И, наверное, механизмы формирования доверия — это расширение совместной благотворительности. Я считаю, что 4 ноября — это прекрасно выбранный праздник, но он удивительно неправильно подается и пропагандируется. То есть его начали пропагандировать как праздник еще одной военной победы. Но в обществе, в котором было 9 мая 1945 года, бессмысленно говорить еще об одном празднике военной победы. Тут на самом деле идея совершенно другая: люди в 1612 году в ситуации полностью разваленного государства друг другу поверили и создали из ничего ополчение, то есть начали сдавать деньги каким-то малопонятным людям, начали объединяться в отряды с другими людьми, которых, в общем, не очень любили: казаки, дворяне, посадские, друг к другу у них масса счетов была. Тем не менее люди нашли возможность друг другу поверить, создали второе ополчение и спасли страну. Для меня празднование 4 ноября и создание каких-то ритуалов приуроченных, совместные добрые дела — это как раз механизм формирования доверия.

А вообще, градус доверия в обществе определяет, насколько комфортно в нем жить.

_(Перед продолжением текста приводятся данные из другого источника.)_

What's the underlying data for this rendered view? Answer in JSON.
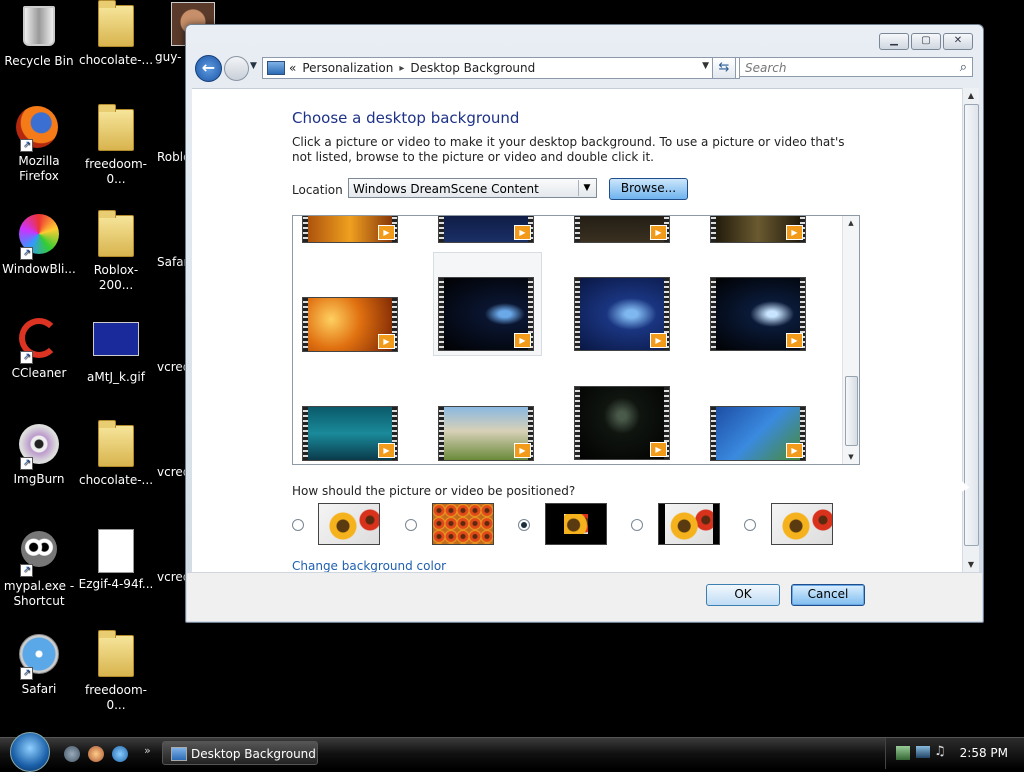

В позднесоветском обществе, кстати говоря, градус доверия был довольно высоким по мировым меркам. Его на самом деле довольно легко измерить. Существует международная методика. Если коротко, она сводится к проценту людей, отвечающих на вопрос: «Как вы считаете, можно ли доверять незнакомым людям?» Максимальный уровень «да» — это страны Скандинавии, естественно, потому что они однородные. У них процентов 60 отвечает «да». Минимальный уровень в Нигерии: 10 процентов. А знаешь почему? Потому что в течение трех столетий наиболее прибыльным с огромным отрывом от остальных видов деятельности в Нигерии была продажа твоего соседа в рабство. Доверие жестоко наказывалось.

Так вот, в позднем Советском Союзе уровень межличностного доверия был где-то, по-моему, 34‒36. И это отчасти определяло некую теплоту отношений, которая существовала. В 1990-е годы произошло обрушение всего. И показатель доверия спустился к 20. Опять же потому, что в 1990-е годы доверие наказывалось. Общая система была устроена так, что недоверчивость вознаграждалась экономически, а доверие — наоборот. Соответственно, если мы вернемся к позднесоветскому уровню взаимного доверия, сохранив при этом рыночную экономику, это очень сильно изменит нашу жизнь, и, в принципе, это на горизонте десяти-пятнадцати лет вполне достижимо. Мировая история знает такого рода примеры.

Теория игр

— Не хочется на этом заканчивать, но вот эта жутковатая фраза Путина: «Зачем нам такой мир, если в нем не будет России?». Как ты к ней относишься?

— Я спокойно к этому отношусь. Представим себе две страны, А и В, с интересами, которые сильно не сходятся. Страна А говорит: «Я для достижения своих целей готова пойти на все». Пойдет она или нет, мы не знаем, но она это говорит. А страна В говорит: «Я для достижения своих целей готова пойти на все, но только чтобы кровь не пролилась». Что в этой ситуации делает страна А? Заведомо зная, что страна В ограничена в части пролития крови, спокойно поднимает ставки до ситуации, когда страна В принимает решение: либо должна уступать, либо проливать кровь. И страна В уступает. Если бы страна В это не сказала, то страна А пятьдесят раз бы подумала, а надо ли поднимать, а кто его знает? Я это скорее так понимаю. Теория игр.